La Quinta Enmienda de la Constitución norteamericana protege contra la autoincriminación y, puesto que la manera más fácil de resolver un crimen consiste en conseguir una confesión, existen sólidas normas jurídicas que rigen la conducta de la policía durante los interrogatorios. Buena parte de estas disposiciones ya estaban en vigor antes de 1984.
Cien años atrás, en el caso Hopt contra el pueblo de Utah, el Tribunal Supremo estableció que una confesión no es admisible si se obtiene manipulando las esperanzas y los temores del interrogado, privándole de esta manera de la libre voluntad o el autodominio necesario para hacer una declaración voluntaria.
En 1897, en el caso Bram contra el pueblo de Estados Unidos, el alto tribunal dictaminó que una declaración tiene que ser libre y voluntaria, no arrancada por medio de amenazas, violencias o promesas, por muy sutiles que éstas sean. Una declaración de alguien que ha sido amenazado tampoco es admisible.
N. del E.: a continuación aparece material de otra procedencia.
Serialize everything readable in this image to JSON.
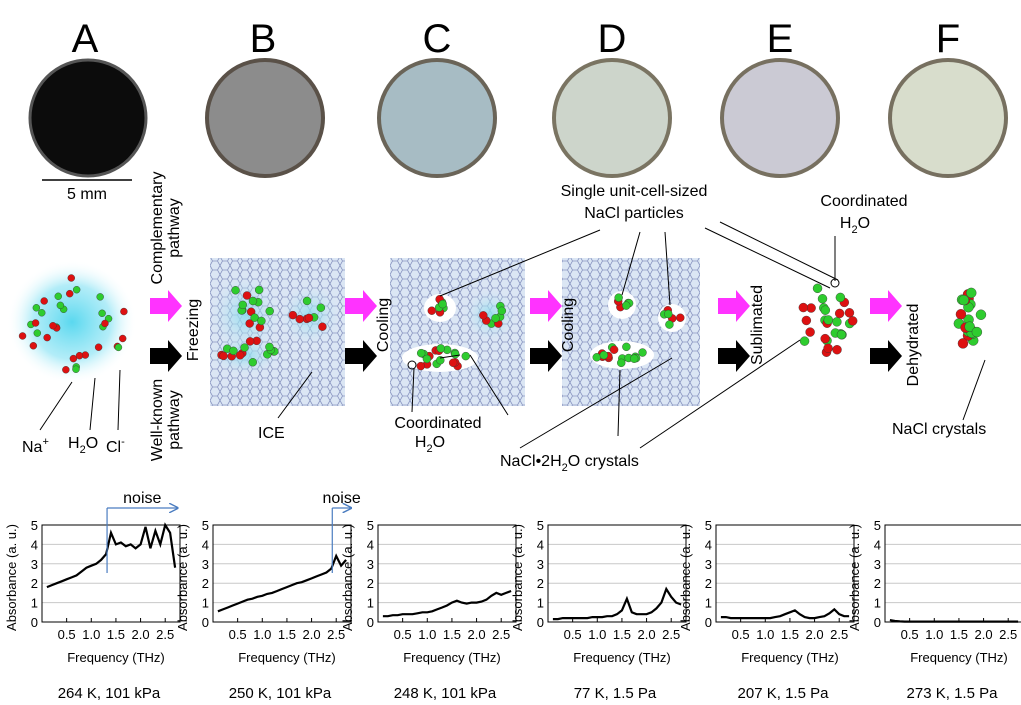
{
  "panels": [
    "A",
    "B",
    "C",
    "D",
    "E",
    "F"
  ],
  "scale_bar": "5 mm",
  "pathways": {
    "complementary": [
      "Complementary",
      "pathway"
    ],
    "well_known": [
      "Well-known",
      "pathway"
    ]
  },
  "steps": [
    "Freezing",
    "Cooling",
    "Cooling",
    "Sublimated",
    "Dehydrated"
  ],
  "labels": {
    "na": [
      "Na",
      "+"
    ],
    "h2o": [
      "H",
      "2",
      "O"
    ],
    "cl": [
      "Cl",
      "-"
    ],
    "ice": "ICE",
    "coordinated_1": [
      "Coordinated",
      "H",
      "2",
      "O"
    ],
    "particles": [
      "Single unit-cell-sized",
      "NaCl particles"
    ],
    "coordinated_2": [
      "Coordinated",
      "H",
      "2",
      "O"
    ],
    "dihydrate": [
      "NaCl•2H",
      "2",
      "O crystals"
    ],
    "nacl": "NaCl crystals"
  },
  "chart_data": [
    {
      "type": "line",
      "caption": "264  K, 101 kPa",
      "x_label": "Frequency (THz)",
      "y_label": "Absorbance (a. u.)",
      "color": "#000000",
      "x": [
        0.1,
        0.2,
        0.3,
        0.4,
        0.5,
        0.6,
        0.7,
        0.8,
        0.9,
        1.0,
        1.1,
        1.2,
        1.3,
        1.4,
        1.5,
        1.6,
        1.7,
        1.8,
        1.9,
        2.0,
        2.1,
        2.2,
        2.3,
        2.4,
        2.5,
        2.6,
        2.7
      ],
      "values": [
        1.8,
        1.9,
        2.0,
        2.1,
        2.2,
        2.3,
        2.4,
        2.6,
        2.8,
        2.9,
        3.0,
        3.2,
        3.5,
        4.6,
        4.0,
        4.1,
        3.9,
        4.0,
        3.8,
        4.0,
        4.9,
        3.8,
        4.7,
        4.0,
        5.0,
        4.6,
        2.8
      ],
      "xlim": [
        0,
        2.8
      ],
      "ylim": [
        0,
        5
      ],
      "xticks": [
        0.5,
        {
          "value": 1,
          "label": "1.0"
        },
        1.5,
        {
          "value": 2,
          "label": "2.0"
        },
        2.5
      ],
      "yticks": [
        0,
        1,
        2,
        3,
        4,
        5
      ],
      "grid": true,
      "annotations": [
        {
          "text": "noise",
          "x_start": 1.32,
          "x_end": 2.75
        }
      ]
    },
    {
      "type": "line",
      "caption": "250 K, 101 kPa",
      "x_label": "Frequency (THz)",
      "y_label": "Absorbance (a. u.)",
      "color": "#000000",
      "x": [
        0.1,
        0.2,
        0.3,
        0.4,
        0.5,
        0.6,
        0.7,
        0.8,
        0.9,
        1.0,
        1.1,
        1.2,
        1.3,
        1.4,
        1.5,
        1.6,
        1.7,
        1.8,
        1.9,
        2.0,
        2.1,
        2.2,
        2.3,
        2.4,
        2.5,
        2.6,
        2.7
      ],
      "values": [
        0.55,
        0.65,
        0.75,
        0.85,
        0.95,
        1.05,
        1.15,
        1.2,
        1.3,
        1.35,
        1.45,
        1.5,
        1.6,
        1.7,
        1.8,
        1.9,
        2.0,
        2.05,
        2.15,
        2.25,
        2.35,
        2.45,
        2.55,
        2.75,
        3.4,
        2.9,
        3.2
      ],
      "xlim": [
        0,
        2.8
      ],
      "ylim": [
        0,
        5
      ],
      "xticks": [
        0.5,
        {
          "value": 1,
          "label": "1.0"
        },
        1.5,
        {
          "value": 2,
          "label": "2.0"
        },
        2.5
      ],
      "yticks": [
        0,
        1,
        2,
        3,
        4,
        5
      ],
      "grid": true,
      "annotations": [
        {
          "text": "noise",
          "x_start": 2.42,
          "x_end": 2.8
        }
      ]
    },
    {
      "type": "line",
      "caption": "248  K, 101 kPa",
      "x_label": "Frequency (THz)",
      "y_label": "Absorbance (a. u.)",
      "color": "#000000",
      "x": [
        0.1,
        0.2,
        0.3,
        0.4,
        0.5,
        0.6,
        0.7,
        0.8,
        0.9,
        1.0,
        1.1,
        1.2,
        1.3,
        1.4,
        1.5,
        1.6,
        1.7,
        1.8,
        1.9,
        2.0,
        2.1,
        2.2,
        2.3,
        2.4,
        2.5,
        2.6,
        2.7
      ],
      "values": [
        0.3,
        0.3,
        0.35,
        0.35,
        0.4,
        0.4,
        0.4,
        0.45,
        0.5,
        0.5,
        0.55,
        0.65,
        0.75,
        0.85,
        1.0,
        1.1,
        1.0,
        0.95,
        1.0,
        1.0,
        1.05,
        1.15,
        1.35,
        1.5,
        1.4,
        1.5,
        1.6
      ],
      "xlim": [
        0,
        2.8
      ],
      "ylim": [
        0,
        5
      ],
      "xticks": [
        0.5,
        {
          "value": 1,
          "label": "1.0"
        },
        1.5,
        {
          "value": 2,
          "label": "2.0"
        },
        2.5
      ],
      "yticks": [
        0,
        1,
        2,
        3,
        4,
        5
      ],
      "grid": true
    },
    {
      "type": "line",
      "caption": "77 K, 1.5 Pa",
      "x_label": "Frequency (THz)",
      "y_label": "Absorbance (a. u.)",
      "color": "#000000",
      "x": [
        0.1,
        0.2,
        0.3,
        0.4,
        0.5,
        0.6,
        0.7,
        0.8,
        0.9,
        1.0,
        1.1,
        1.2,
        1.3,
        1.4,
        1.5,
        1.6,
        1.7,
        1.8,
        1.9,
        2.0,
        2.1,
        2.2,
        2.3,
        2.4,
        2.5,
        2.6,
        2.7
      ],
      "values": [
        0.15,
        0.15,
        0.2,
        0.2,
        0.2,
        0.2,
        0.2,
        0.2,
        0.25,
        0.25,
        0.25,
        0.3,
        0.3,
        0.4,
        0.6,
        1.2,
        0.5,
        0.4,
        0.4,
        0.4,
        0.5,
        0.7,
        1.0,
        1.7,
        1.3,
        1.0,
        0.9
      ],
      "xlim": [
        0,
        2.8
      ],
      "ylim": [
        0,
        5
      ],
      "xticks": [
        0.5,
        {
          "value": 1,
          "label": "1.0"
        },
        1.5,
        {
          "value": 2,
          "label": "2.0"
        },
        2.5
      ],
      "yticks": [
        0,
        1,
        2,
        3,
        4,
        5
      ],
      "grid": true
    },
    {
      "type": "line",
      "caption": "207 K, 1.5 Pa",
      "x_label": "Frequency (THz)",
      "y_label": "Absorbance (a. u.)",
      "color": "#000000",
      "x": [
        0.1,
        0.2,
        0.3,
        0.4,
        0.5,
        0.6,
        0.7,
        0.8,
        0.9,
        1.0,
        1.1,
        1.2,
        1.3,
        1.4,
        1.5,
        1.6,
        1.7,
        1.8,
        1.9,
        2.0,
        2.1,
        2.2,
        2.3,
        2.4,
        2.5,
        2.6,
        2.7
      ],
      "values": [
        0.25,
        0.25,
        0.2,
        0.2,
        0.2,
        0.2,
        0.2,
        0.2,
        0.2,
        0.2,
        0.2,
        0.25,
        0.3,
        0.4,
        0.5,
        0.6,
        0.4,
        0.25,
        0.2,
        0.2,
        0.25,
        0.3,
        0.45,
        0.65,
        0.4,
        0.3,
        0.3
      ],
      "xlim": [
        0,
        2.8
      ],
      "ylim": [
        0,
        5
      ],
      "xticks": [
        0.5,
        {
          "value": 1,
          "label": "1.0"
        },
        1.5,
        {
          "value": 2,
          "label": "2.0"
        },
        2.5
      ],
      "yticks": [
        0,
        1,
        2,
        3,
        4,
        5
      ],
      "grid": true
    },
    {
      "type": "line",
      "caption": "273 K, 1.5 Pa",
      "x_label": "Frequency (THz)",
      "y_label": "Absorbance (a. u.)",
      "color": "#000000",
      "x": [
        0.1,
        0.2,
        0.3,
        0.4,
        0.5,
        0.6,
        0.7,
        0.8,
        0.9,
        1.0,
        1.1,
        1.2,
        1.3,
        1.4,
        1.5,
        1.6,
        1.7,
        1.8,
        1.9,
        2.0,
        2.1,
        2.2,
        2.3,
        2.4,
        2.5,
        2.6,
        2.7
      ],
      "values": [
        0.1,
        0.05,
        0.03,
        0.02,
        0.02,
        0.02,
        0.02,
        0.02,
        0.02,
        0.02,
        0.02,
        0.02,
        0.02,
        0.02,
        0.02,
        0.02,
        0.02,
        0.02,
        0.02,
        0.02,
        0.02,
        0.02,
        0.02,
        0.02,
        0.02,
        0.02,
        0.02
      ],
      "xlim": [
        0,
        2.8
      ],
      "ylim": [
        0,
        5
      ],
      "xticks": [
        0.5,
        {
          "value": 1,
          "label": "1.0"
        },
        1.5,
        {
          "value": 2,
          "label": "2.0"
        },
        2.5
      ],
      "yticks": [
        0,
        1,
        2,
        3,
        4,
        5
      ],
      "grid": true
    }
  ]
}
En 1960, en el caso Blackburn contra el pueblo de Alabama, el tribunal afirmó: «La coacción puede ser tanto mental como física». Al examinar si una confesión se ha obtenido mediante coacción psicológica por parte de la policía, son esenciales los siguientes factores: 1) la extensión del interrogatorio, 2) si éste fue demasiado prolongado, 3) si se efectuó de día o de noche, recelando siempre de las confesiones nocturnas, y 4) perfil psicológico —inteligencia, refinamiento, educación, etc.— del inculpado.
Y, en Miranda contra el pueblo de Arizona, el caso más célebre de autoincriminación, el máximo órgano judicial impuso unas salvaguardas procesales para proteger los derechos del acusado. Un sospechoso tiene derecho a no ser obligado a hablar, y cualquier afirmación hecha durante un interrogatorio no se puede utilizar ante un tribunal, salvo que la policía y el fiscal puedan demostrar fehacientemente que el sospechoso había comprendido con toda claridad que 1) tenía derecho a guardar silencio, 2) cualquier cosa que dijera podría ser utilizada en su contra durante el juicio y 3) tenía derecho a contar con un abogado, tanto si podía permitírselo como si no. Si durante un interrogatorio el acusado solicita un abogado, el interrogatorio tiene que suspenderse de inmediato.
El caso Miranda se falló en 1966 y se hizo inmediatamente famoso. Muchos departamentos de policía no lo tuvieron en cuenta hasta que varios delincuentes quedaron en libertad por no haber sido debidamente informados de sus derechos. Fue una jurisprudencia duramente criticada por muchos amantes de la ley y el orden, los cuales acusaron al tribunal de mimar a los chicos malos. Como sea, se incorporó rápidamente a nuestra cultura, y desde entonces todos los policías de las series televisivas comienzan por «tiene usted derecho a guardar silencio» en el momento de practicar una detención.
Rogers, Smith y Featherstone conocían su importancia y se ocuparon de que la lectura de los derechos Miranda de Tommy fuera debidamente grabada. Lo que no se vio en el vídeo fueron las cinco horas y media de incesantes amenazas y malos tratos verbales.
Las confesiones de Ward y Fontenot fueron desastrosas desde el punto de vista constitucional, pero en aquel momento, en octubre de 1984, la policía seguía pensando que encontraría el cadáver y, por consiguiente, una prueba fehaciente. Además, cualquier juicio que fuera a celebrarse quedaba a muchos meses vista. Disponían de bastante tiempo para elaborar una sólida acusación contra Ward y Fontenot, o eso creían ellos.
Pero el cuerpo no se encontró. Tommy y Karl no tenían ni idea de dónde estaba y así lo habían declarado repetidamente. Los meses fueron pasando sin que se encontrara la menor prueba. Las confesiones iban adquiriendo una creciente importancia; de hecho, se convertirían en la única prueba de que dispondría la fiscalía durante el juicio.